本田圭佑を題材に解説された“自信”の真実。
あるとないとで、ネガティブにもポジティブにもなる。そんな厄介でいて頼もしい“自信”についての面白い記述がある。
『Number』862号に掲載された記事の中にある、名古屋グランパスのスカウト、巻佑樹がスカウト目線で本田圭佑を分析しているコメントがそれだ。
「10点満点で、スピードは3。あとは全部7。で、自信は30。その自信ですべての能力値をどーんと引き上げることができるんですよ。逆の選手は世の中にたくさんいます。すべての能力が8なのに、自信が2。そうすると、試合ではすべての能力が3に下がる」
本田の分析もさることながら、自信というものの効用がうまく表現されていて、このコメントには「なるほど」と深くうなずかせるものがある。
このレーダーチャートに倣えば、武藤のフィジカルはプロ入り当初から満点に近く、スピードや得点力、テクニックも及第点以上のものがあったが、シーズン序盤はサイドハーフからFWにコンバートされたばかり。ゴールが奪えていなかったこともあり、自信はかなり低い数値まで落ち込んでいたのかもしれない。
それがひとつのゴールをきっかけに自信が膨らんだ。前向きなメンタルでトレーニングに励めるようになり、さらに結果が付いてきたことで自信の数値が一層高まった。それによって他の数値も引き上げられた――そんな分析ができそうだ。
佐藤寿人が11試合ゴールに見放された時に考えたこと。
技術やフィジカルは、すこしずつではあっても、日々のトレーニングによって右肩上がりに成長していく。急激に高まることはないが、急激に落ち込むこともない。
だが、自信はあっという間に膨らむ一方で、いったん揺らぎはじめるとたちどころに失われることがある。

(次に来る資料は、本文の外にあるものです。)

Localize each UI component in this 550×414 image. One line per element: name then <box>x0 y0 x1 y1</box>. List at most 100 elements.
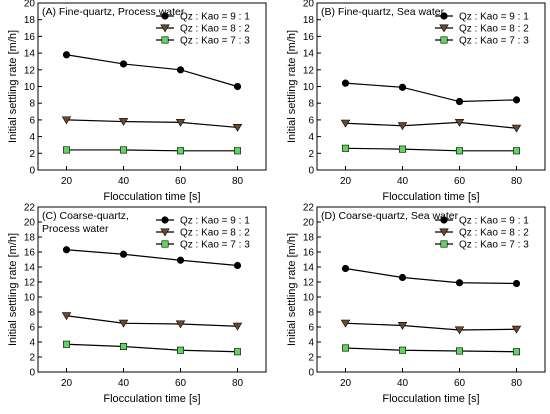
y-tick-label: 22 <box>24 203 36 214</box>
x-tick-label: 40 <box>397 176 409 187</box>
legend-label: Qz : Kao = 9 : 1 <box>180 12 250 23</box>
x-tick-label: 20 <box>340 176 352 187</box>
data-point <box>341 79 350 87</box>
y-tick-label: 22 <box>303 203 315 214</box>
series-line-1 <box>66 119 238 129</box>
data-point <box>511 124 522 133</box>
y-tick-label: 14 <box>24 49 36 60</box>
data-point <box>340 119 351 128</box>
y-tick-label: 8 <box>308 308 314 319</box>
legend-label: Qz : Kao = 7 : 3 <box>459 36 529 47</box>
y-tick-label: 6 <box>308 115 314 126</box>
y-tick-label: 20 <box>24 218 36 229</box>
legend-label: Qz : Kao = 8 : 2 <box>180 24 250 35</box>
y-tick-label: 6 <box>308 323 314 334</box>
data-point <box>233 261 242 270</box>
data-point <box>398 346 406 354</box>
data-point <box>175 118 186 127</box>
legend-marker <box>440 12 448 20</box>
data-point <box>232 123 243 132</box>
data-point <box>61 312 72 321</box>
data-point <box>234 348 242 356</box>
data-point <box>398 145 406 153</box>
legend-marker <box>160 228 170 237</box>
y-tick-label: 2 <box>29 149 35 160</box>
legend-marker <box>440 36 448 44</box>
y-tick-label: 4 <box>308 132 314 143</box>
data-point <box>340 319 351 328</box>
series-line-2 <box>345 147 517 152</box>
y-tick-label: 20 <box>303 0 315 10</box>
data-point <box>120 146 128 154</box>
chart-title: (A) Fine-quartz, Process water <box>42 6 185 18</box>
data-point <box>118 319 129 328</box>
series-line-1 <box>345 322 517 331</box>
y-tick-label: 6 <box>29 323 35 334</box>
data-point <box>512 348 520 356</box>
legend-label: Qz : Kao = 8 : 2 <box>459 24 529 35</box>
x-axis-label: Flocculation time [s] <box>382 191 479 203</box>
legend-label: Qz : Kao = 7 : 3 <box>180 240 250 251</box>
data-point <box>512 147 520 155</box>
y-tick-label: 18 <box>24 233 36 244</box>
y-tick-label: 0 <box>308 368 314 379</box>
data-point <box>176 66 185 74</box>
y-tick-label: 18 <box>303 15 315 26</box>
y-tick-label: 16 <box>24 248 36 259</box>
y-tick-label: 4 <box>29 338 35 349</box>
legend-marker <box>440 216 448 224</box>
data-point <box>175 320 186 329</box>
x-tick-label: 20 <box>61 176 73 187</box>
legend-marker <box>439 228 449 237</box>
data-point <box>512 96 521 104</box>
chart-panel-3: 0 2 4 6 8 10 12 14 16 18 20 22 20 40 60 80 Flocculation … <box>286 203 546 405</box>
x-tick-label: 40 <box>118 176 130 187</box>
y-tick-label: 12 <box>24 278 36 289</box>
data-point <box>234 147 242 155</box>
x-tick-label: 40 <box>118 378 130 389</box>
data-point <box>397 322 408 330</box>
chart-title: (B) Fine-quartz, Sea water <box>321 6 445 18</box>
series-line-2 <box>66 149 238 152</box>
data-point <box>119 250 128 258</box>
x-tick-label: 80 <box>511 378 523 389</box>
y-tick-label: 2 <box>308 353 314 364</box>
data-point <box>118 118 129 126</box>
data-point <box>455 347 463 355</box>
legend-label: Qz : Kao = 7 : 3 <box>459 240 529 251</box>
legend-label: Qz : Kao = 8 : 2 <box>459 228 529 239</box>
y-tick-label: 16 <box>303 248 315 259</box>
y-tick-label: 20 <box>303 218 315 229</box>
data-point <box>454 118 465 127</box>
data-point <box>455 279 464 287</box>
plot-frame <box>316 206 546 373</box>
y-tick-label: 20 <box>24 0 36 10</box>
chart-panel-0: 0 2 4 6 8 10 12 14 16 18 20 20 40 60 80 Flocculation ti… <box>7 0 267 203</box>
x-tick-label: 80 <box>511 176 523 187</box>
x-tick-label: 60 <box>175 176 187 187</box>
data-point <box>512 279 521 288</box>
y-axis-label: Initial settling rate [m/h] <box>7 30 19 143</box>
y-tick-label: 12 <box>303 65 315 76</box>
y-tick-label: 10 <box>303 82 315 93</box>
legend-marker <box>440 240 448 248</box>
y-tick-label: 0 <box>308 166 314 177</box>
y-tick-label: 8 <box>29 308 35 319</box>
y-tick-label: 4 <box>29 132 35 143</box>
data-point <box>119 60 128 68</box>
y-tick-label: 2 <box>308 149 314 160</box>
x-axis-label: Flocculation time [s] <box>103 393 200 405</box>
data-point <box>62 246 71 254</box>
data-point <box>455 147 463 155</box>
series-line-2 <box>66 343 238 353</box>
legend-marker <box>160 24 170 33</box>
series-line-0 <box>345 267 517 285</box>
legend-label: Qz : Kao = 9 : 1 <box>459 216 529 227</box>
data-point <box>232 322 243 331</box>
data-point <box>341 264 350 273</box>
y-tick-label: 14 <box>24 263 36 274</box>
x-axis-label: Flocculation time [s] <box>103 191 200 203</box>
y-tick-label: 12 <box>303 278 315 289</box>
data-point <box>341 144 349 152</box>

あの佐藤寿人も、積み重ねた自信が揺らいだことがあったという。
それは7年前。サンフレッチェ広島がJ1の残留争いに巻き込まれてしまったこの年、佐藤はゴールから11試合も遠ざかった時期がある。これほど長い間ゴールが奪えなかったのは、初めてのことだった。
「なんで点が取れないのか、自分でも分からないんです。シュートも悪くない。コンディションも悪くない。それなのに今日も取れなかった、というのが4試合、5試合と続いていくと、積み重ねてきた自信が少しずつ揺らぐんです。でも結局、自分がゴールすることでしかスランプから抜け出す方法はない。だから、日々のトレーニングを通じて、自信を保ち続けなければならない」
佐藤がスランプを克服し、その後メンタルもしっかり保っていることは、11シーズン連続ふた桁得点という偉業が証明している。